The first thing I did yesterday was laundry. She would have been doing laundry, too; but she would have had to pump the water, heat it on the stove, wash the clothes in a tub, wring them out with a wringer, hang them on the line, and then fold them. She had thirteen children to enlist in the process, and I know from my grandmother that she did delegate. Still, all things considered, my load was considerably less work. I put the clothes in my washing machine, transferred them to the dryer when the washer beeped, and took them out of the dryer and folded them when the dryer beeped.

Daniel and Ellen McFadden Family, 1907
Next up, transferring yesterday's frozen dried apricots into bags, and putting today's onto trays to freeze. (I like to freeze them individually before I bag them; otherwise they turn into a brick of apricots. And I freeze them because we like them best when they're not quite all the way dry; when they're still a bit soft and gooey, they are just incredibly yummy.)

Great-grandmother didn't have an electric dehydrator; she canned everything. Over a wood-burning stove. In the middle of the summer in Minnesota. No electricity, no air-conditioning, no deep freeze in the garage in which to put them.

You see where this is going?

I washed out the dehydrator trays (I have running water! Heated running water!), prepared a big batch of kale chips and plugged in the dehydrator. I gave it a little wave and left it to do its thing for the next couple of hours. I weeded the garden, picked blackberries, squash, and peppers. I checked on the peaches, plums, pluots, plumcots and nectarines; they're all getting close, but done of them are quite ripe yet. I have a couple of days respite from preserving fruit.

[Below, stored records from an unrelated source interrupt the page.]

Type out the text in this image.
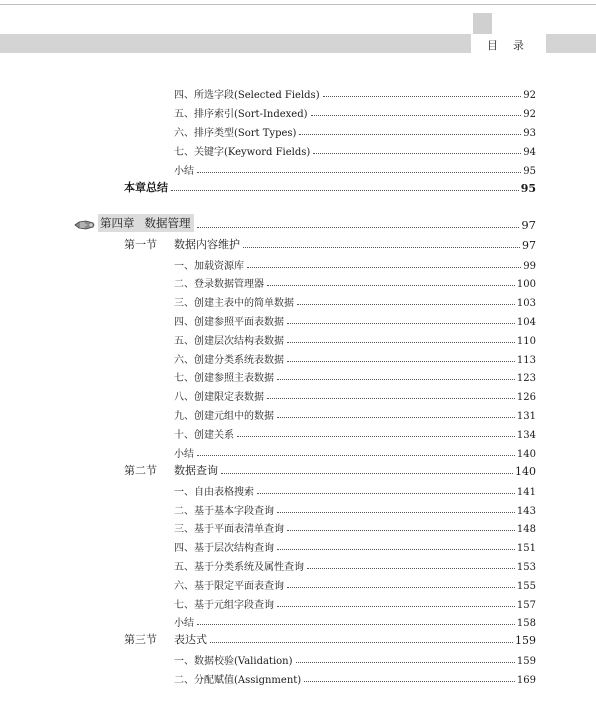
目　录
四、所选字段(Selected Fields)	92
五、排序索引(Sort-Indexed)	92
六、排序类型(Sort Types)	93
七、关键字(Keyword Fields)	94
小结	95
本章总结	95
第四章 数据管理	97
第一节 数据内容维护	97
一、加载资源库	99
二、登录数据管理器	100
三、创建主表中的简单数据	103
四、创建参照平面表数据	104
五、创建层次结构表数据	110
六、创建分类系统表数据	113
七、创建参照主表数据	123
八、创建限定表数据	126
九、创建元组中的数据	131
十、创建关系	134
小结	140
第二节 数据查询	140
一、自由表格搜索	141
二、基于基本字段查询	143
三、基于平面表清单查询	148
四、基于层次结构查询	151
五、基于分类系统及属性查询	153
六、基于限定平面表查询	155
七、基于元组字段查询	157
小结	158
第三节 表达式	159
一、数据校验(Validation)	159
二、分配赋值(Assignment)	169
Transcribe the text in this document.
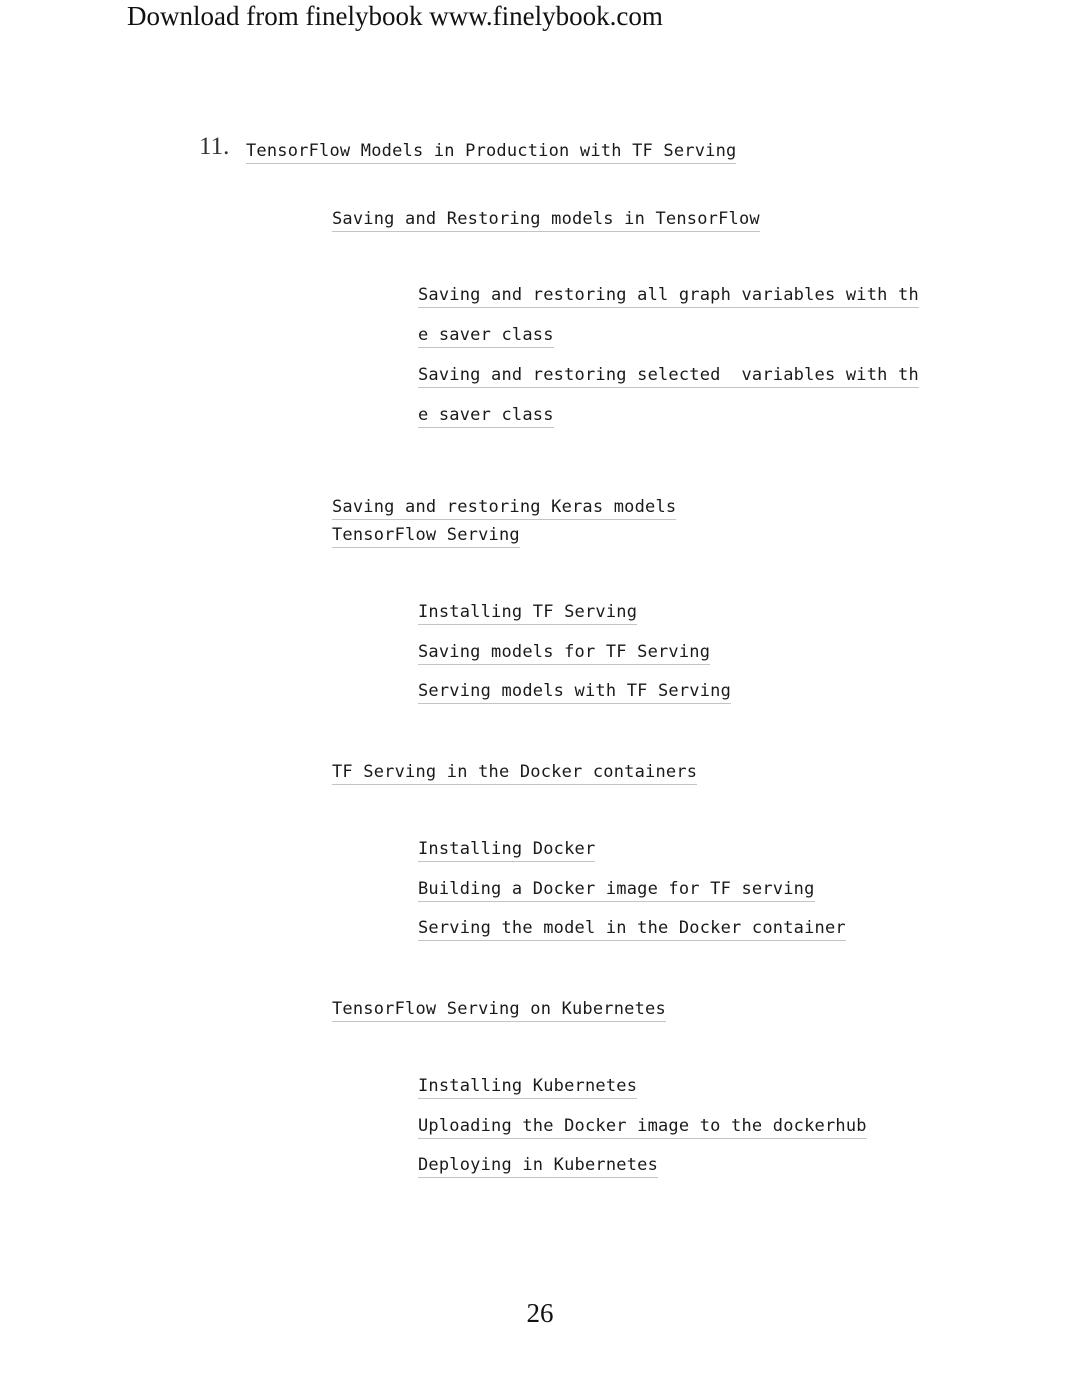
Download from finelybook www.finelybook.com
11. TensorFlow Models in Production with TF Serving
Saving and Restoring models in TensorFlow
Saving and restoring all graph variables with th
e saver class
Saving and restoring selected  variables with th
e saver class
Saving and restoring Keras models
TensorFlow Serving
Installing TF Serving
Saving models for TF Serving
Serving models with TF Serving
TF Serving in the Docker containers
Installing Docker
Building a Docker image for TF serving
Serving the model in the Docker container
TensorFlow Serving on Kubernetes
Installing Kubernetes
Uploading the Docker image to the dockerhub
Deploying in Kubernetes
26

Yes, most of my time in the summer revolves around preserving our harvest, just as hers did; and even though she had a lot of help from her children, she had to preserve a lot more than I do in order to feed them over the winter. I am grateful for her legacy, and I am extremely grateful for my modern conveniences.

1 comment:

Marcia DeCoster said...

nice noticing, it does help us with our perspective. Guess I need to plan a visit soon!